Meshers Hockllor se personó en la sede de la Policía Metropolitana de Londres pasado el mediodía, justo a tiempo para cruzarse con el doctor John H. Watson, compañero y cronista de Holmes, abandonando las dependencias con paso raudo. Se limitaron a un saludo escueto, impuesto por la cortesía, si bien adivinó por la adustez mal disimulada de Watson que no le era simpático. Tal vez la fidelidad a su estimado Holmes le impedía reconocer el mérito de un semejante o, sencillamente, el aspecto desaliñado y la barba descuidada de Hockllor le restaban dignidad. Fuera como fuese, Watson se alejó calle arriba y aquel le dedicó una mirada breve y una sonrisita bajo la pelambrera revuelta que le cubría el rostro.
De Townshend, un agente con una querencia especial por el dinero deslizado en su bolsillo, obtuvo el detective la información necesaria para iniciar sus pesquisas, amén de la recomendación de ahorrar esfuerzos dado que el mítico Sherlock Holmes andaba ya tras las huellas del vampiro.
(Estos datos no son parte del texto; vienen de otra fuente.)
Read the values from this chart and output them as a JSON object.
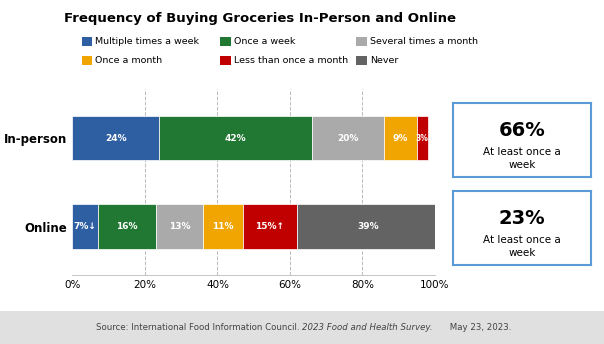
{
  "title": "Frequency of Buying Groceries In-Person and Online",
  "categories": [
    "In-person",
    "Online"
  ],
  "segments": [
    {
      "label": "Multiple times a week",
      "color": "#2E5FA3",
      "values": [
        24,
        7
      ]
    },
    {
      "label": "Once a week",
      "color": "#217832",
      "values": [
        42,
        16
      ]
    },
    {
      "label": "Several times a month",
      "color": "#AAAAAA",
      "values": [
        20,
        13
      ]
    },
    {
      "label": "Once a month",
      "color": "#F0A500",
      "values": [
        9,
        11
      ]
    },
    {
      "label": "Less than once a month",
      "color": "#C00000",
      "values": [
        3,
        15
      ]
    },
    {
      "label": "Never",
      "color": "#636363",
      "values": [
        0,
        39
      ]
    }
  ],
  "bar_labels": [
    [
      "24%",
      "42%",
      "20%",
      "9%",
      "3%",
      ""
    ],
    [
      "7%↓",
      "16%",
      "13%",
      "11%",
      "15%↑",
      "39%"
    ]
  ],
  "callout_pct": [
    "66%",
    "23%"
  ],
  "callout_text": [
    "At least once a\nweek",
    "At least once a\nweek"
  ],
  "source_plain": "Source: International Food Information Council. ",
  "source_italic": "2023 Food and Health Survey.",
  "source_plain2": " May 23, 2023.",
  "bg_color": "#FFFFFF",
  "footer_bg": "#E0E0E0",
  "legend_row1": [
    "Multiple times a week",
    "Once a week",
    "Several times a month"
  ],
  "legend_row2": [
    "Once a month",
    "Less than once a month",
    "Never"
  ],
  "legend_colors_row1": [
    "#2E5FA3",
    "#217832",
    "#AAAAAA"
  ],
  "legend_colors_row2": [
    "#F0A500",
    "#C00000",
    "#636363"
  ]
}
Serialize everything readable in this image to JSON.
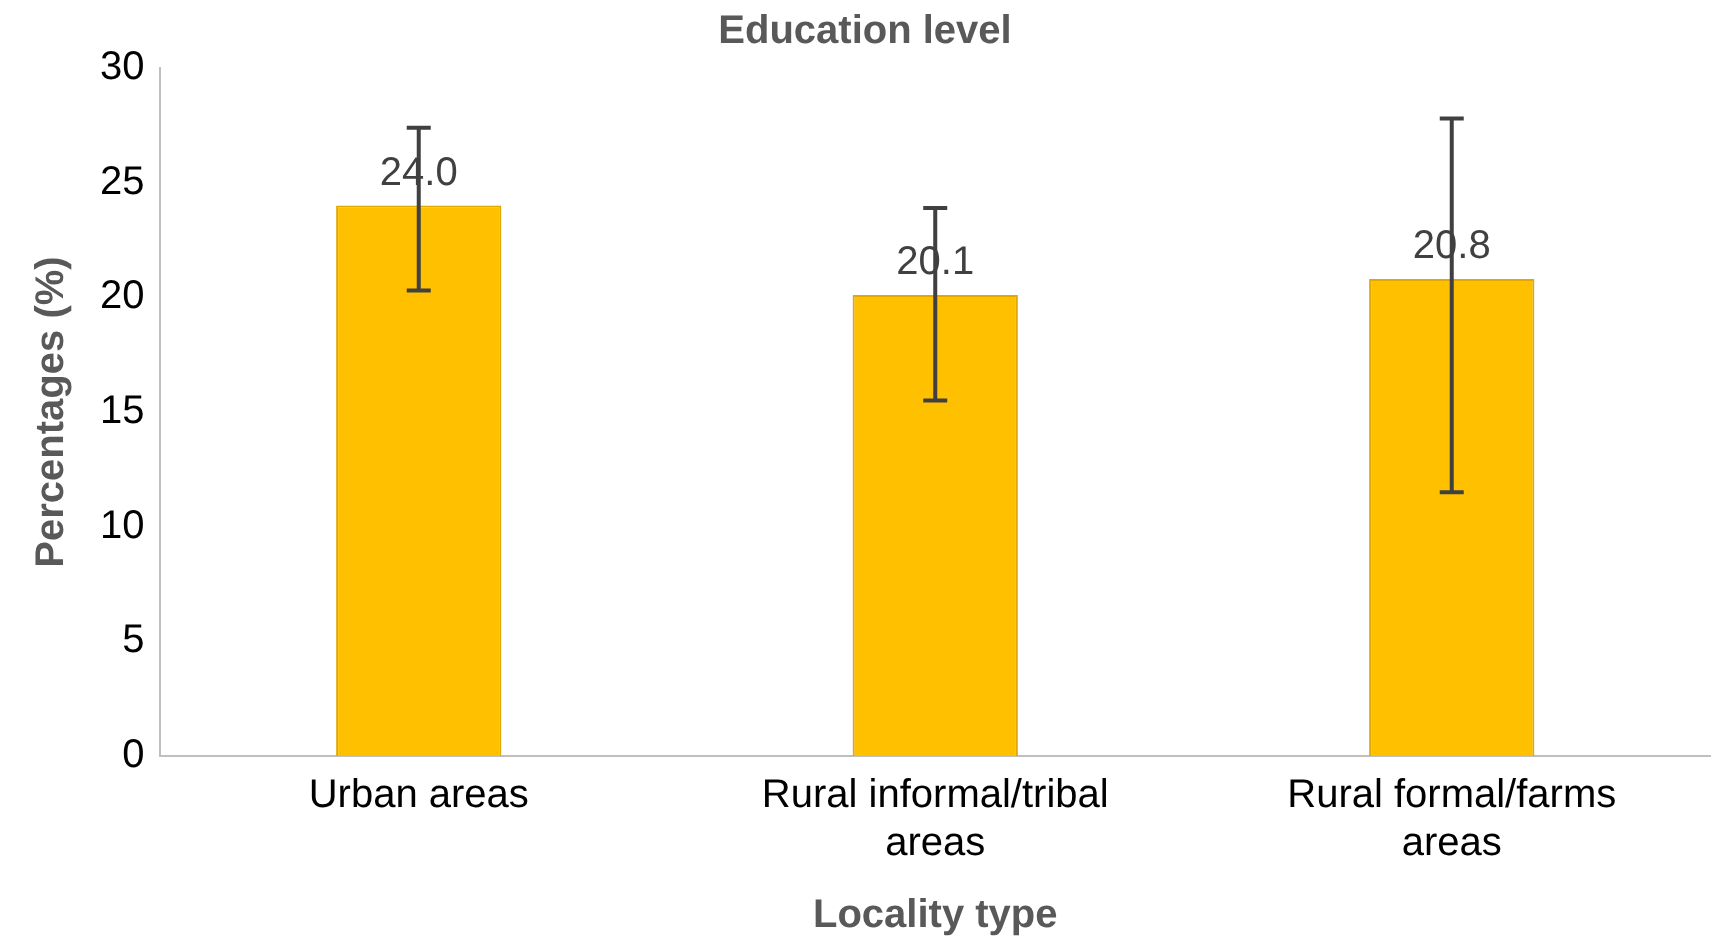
{
  "chart_data": {
    "type": "bar",
    "title": "Education level",
    "xlabel": "Locality type",
    "ylabel": "Percentages (%)",
    "categories": [
      "Urban areas",
      "Rural informal/tribal areas",
      "Rural formal/farms areas"
    ],
    "values": [
      24.0,
      20.1,
      20.8
    ],
    "color": "#ffc000",
    "errors": [
      [
        20.3,
        27.4
      ],
      [
        15.5,
        23.9
      ],
      [
        11.5,
        27.8
      ]
    ],
    "value_labels": [
      "24.0",
      "20.1",
      "20.8"
    ],
    "ylim": [
      0,
      30
    ],
    "yticks": [
      0,
      5,
      10,
      15,
      20,
      25,
      30
    ],
    "grid": false
  }
}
Hockllor desoyó el consejo del policía y se encaminó hacia un establecimiento de reputación dudosa en Limehouse, en el East End de Londres, regentado por Cao Xun, un asiático de ojos turbios y asuntos aún más turbios que había aireado, sin el menor pudor, su conocimiento de la identidad del autor de los asesinatos. El dragón de jade era un antro sórdido, abarrotado de marineros chinos que frecuentaban los fumaderos de opio y los lupanares diseminados a lo largo del puerto como bolardos marinos. Hockllor rio con sonoridad al advertir a Watson en el local, con la consternación de un pez fuera del agua travesada en el gesto. Hizo algunas preguntas a Xun, que se mostró reacio hasta que le habló en el idioma de los nudillos, y con su testimonio acerca de una sociedad secreta nacida en los parajes inhóspitos de su China natal y ahora medrando bajo el empedrado de las calles inglesas, y tras no pocas peripecias que serían objeto de una narrativa más extensa, Meshers Hockllor logró dar fin a las sádicas fechorías del Vampiro de Invierno.
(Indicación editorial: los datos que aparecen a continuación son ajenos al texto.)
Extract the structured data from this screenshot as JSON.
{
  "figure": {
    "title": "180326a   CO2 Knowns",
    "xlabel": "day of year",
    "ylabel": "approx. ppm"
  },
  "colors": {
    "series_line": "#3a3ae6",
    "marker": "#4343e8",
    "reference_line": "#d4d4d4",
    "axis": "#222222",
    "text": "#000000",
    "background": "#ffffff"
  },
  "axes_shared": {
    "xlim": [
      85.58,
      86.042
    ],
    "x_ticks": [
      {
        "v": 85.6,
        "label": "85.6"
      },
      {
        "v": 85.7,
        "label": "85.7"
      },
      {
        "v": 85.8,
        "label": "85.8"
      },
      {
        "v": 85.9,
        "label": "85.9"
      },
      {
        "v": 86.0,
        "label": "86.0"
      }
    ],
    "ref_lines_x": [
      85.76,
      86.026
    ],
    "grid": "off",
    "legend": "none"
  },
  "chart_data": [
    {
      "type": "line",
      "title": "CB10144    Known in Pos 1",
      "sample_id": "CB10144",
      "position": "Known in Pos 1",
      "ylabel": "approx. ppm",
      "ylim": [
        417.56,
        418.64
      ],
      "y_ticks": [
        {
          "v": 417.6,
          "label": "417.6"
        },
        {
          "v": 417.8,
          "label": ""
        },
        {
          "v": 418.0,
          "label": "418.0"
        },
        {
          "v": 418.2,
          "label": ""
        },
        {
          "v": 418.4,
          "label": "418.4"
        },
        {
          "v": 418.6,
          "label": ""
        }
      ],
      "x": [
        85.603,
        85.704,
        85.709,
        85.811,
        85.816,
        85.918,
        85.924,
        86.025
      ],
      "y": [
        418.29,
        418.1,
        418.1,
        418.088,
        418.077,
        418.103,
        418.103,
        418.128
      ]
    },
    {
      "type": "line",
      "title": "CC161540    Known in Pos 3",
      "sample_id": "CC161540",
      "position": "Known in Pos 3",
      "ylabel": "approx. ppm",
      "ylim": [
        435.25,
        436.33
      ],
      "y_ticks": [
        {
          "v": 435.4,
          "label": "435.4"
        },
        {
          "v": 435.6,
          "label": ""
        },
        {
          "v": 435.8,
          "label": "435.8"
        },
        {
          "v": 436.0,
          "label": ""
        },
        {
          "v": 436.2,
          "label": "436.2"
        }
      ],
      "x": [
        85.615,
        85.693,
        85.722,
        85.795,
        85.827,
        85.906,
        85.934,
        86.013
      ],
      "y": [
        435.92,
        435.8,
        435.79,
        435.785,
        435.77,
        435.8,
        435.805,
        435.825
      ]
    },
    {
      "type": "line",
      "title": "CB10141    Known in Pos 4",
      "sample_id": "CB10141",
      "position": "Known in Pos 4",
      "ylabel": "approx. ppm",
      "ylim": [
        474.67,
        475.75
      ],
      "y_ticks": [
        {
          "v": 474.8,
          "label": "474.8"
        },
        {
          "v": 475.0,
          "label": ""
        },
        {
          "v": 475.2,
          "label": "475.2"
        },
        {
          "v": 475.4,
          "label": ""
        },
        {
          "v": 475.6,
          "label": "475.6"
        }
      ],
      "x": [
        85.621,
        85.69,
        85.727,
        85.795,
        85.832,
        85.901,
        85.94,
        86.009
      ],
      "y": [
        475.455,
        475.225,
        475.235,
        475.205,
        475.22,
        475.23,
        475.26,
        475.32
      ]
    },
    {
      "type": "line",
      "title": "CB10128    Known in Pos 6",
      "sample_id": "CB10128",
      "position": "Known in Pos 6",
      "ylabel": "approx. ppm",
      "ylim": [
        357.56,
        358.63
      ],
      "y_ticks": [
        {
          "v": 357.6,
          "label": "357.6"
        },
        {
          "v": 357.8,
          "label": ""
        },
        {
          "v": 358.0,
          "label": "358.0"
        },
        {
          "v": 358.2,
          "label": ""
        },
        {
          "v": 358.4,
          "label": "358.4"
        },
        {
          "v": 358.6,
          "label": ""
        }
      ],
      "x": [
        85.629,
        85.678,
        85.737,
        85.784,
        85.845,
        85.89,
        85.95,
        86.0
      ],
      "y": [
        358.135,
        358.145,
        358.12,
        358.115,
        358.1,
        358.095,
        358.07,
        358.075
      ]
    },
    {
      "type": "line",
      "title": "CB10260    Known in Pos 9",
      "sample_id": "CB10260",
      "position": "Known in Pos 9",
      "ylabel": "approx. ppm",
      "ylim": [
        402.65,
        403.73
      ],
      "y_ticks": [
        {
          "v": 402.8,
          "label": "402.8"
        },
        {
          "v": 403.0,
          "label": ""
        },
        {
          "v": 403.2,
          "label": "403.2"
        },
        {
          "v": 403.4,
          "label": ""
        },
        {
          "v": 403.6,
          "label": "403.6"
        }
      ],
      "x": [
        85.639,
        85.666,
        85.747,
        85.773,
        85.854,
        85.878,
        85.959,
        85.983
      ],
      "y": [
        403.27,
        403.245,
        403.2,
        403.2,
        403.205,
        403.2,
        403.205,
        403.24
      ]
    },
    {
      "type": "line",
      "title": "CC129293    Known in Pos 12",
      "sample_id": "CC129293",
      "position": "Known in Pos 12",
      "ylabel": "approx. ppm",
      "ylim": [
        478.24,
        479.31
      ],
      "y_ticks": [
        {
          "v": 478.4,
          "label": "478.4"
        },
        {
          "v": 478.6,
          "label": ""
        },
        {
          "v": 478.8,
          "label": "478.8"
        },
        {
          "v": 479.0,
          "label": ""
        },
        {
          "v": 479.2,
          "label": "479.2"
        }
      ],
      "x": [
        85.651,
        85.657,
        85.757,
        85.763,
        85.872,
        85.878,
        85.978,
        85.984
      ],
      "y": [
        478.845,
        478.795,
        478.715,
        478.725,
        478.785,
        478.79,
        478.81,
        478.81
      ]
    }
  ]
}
Por supuesto, que un sujeto barbudo y sin modales detuviera al causante de las muertes no resultó de interés para la prensa; hubieran agradecido que el mérito correspondiera a Sherlock Holmes, más apto en sus maneras de caballero. Hockllor, en realidad, prefería el anonimato. Disfrutaba de sus aventuras ignoradas y de los lances contra sociedades secretas de los que nadie, nunca, daría cuenta. En eso pensaba mientras trepaba por la tubería y se colaba por la ventana del 221B de Baker Street y se despojaba de la barba postiza y del traje arrugado y polvoriento. Watson llegó poco después y lo encontró acomodado en una mecedora, ataviado con un batín y libando del humo tóxico de una pipa.
—Buenos días, Holmes —saludó y, con cierto fastidio, añadió —. Parece que ese tal Hockllor se nos ha vuelto a adelantar.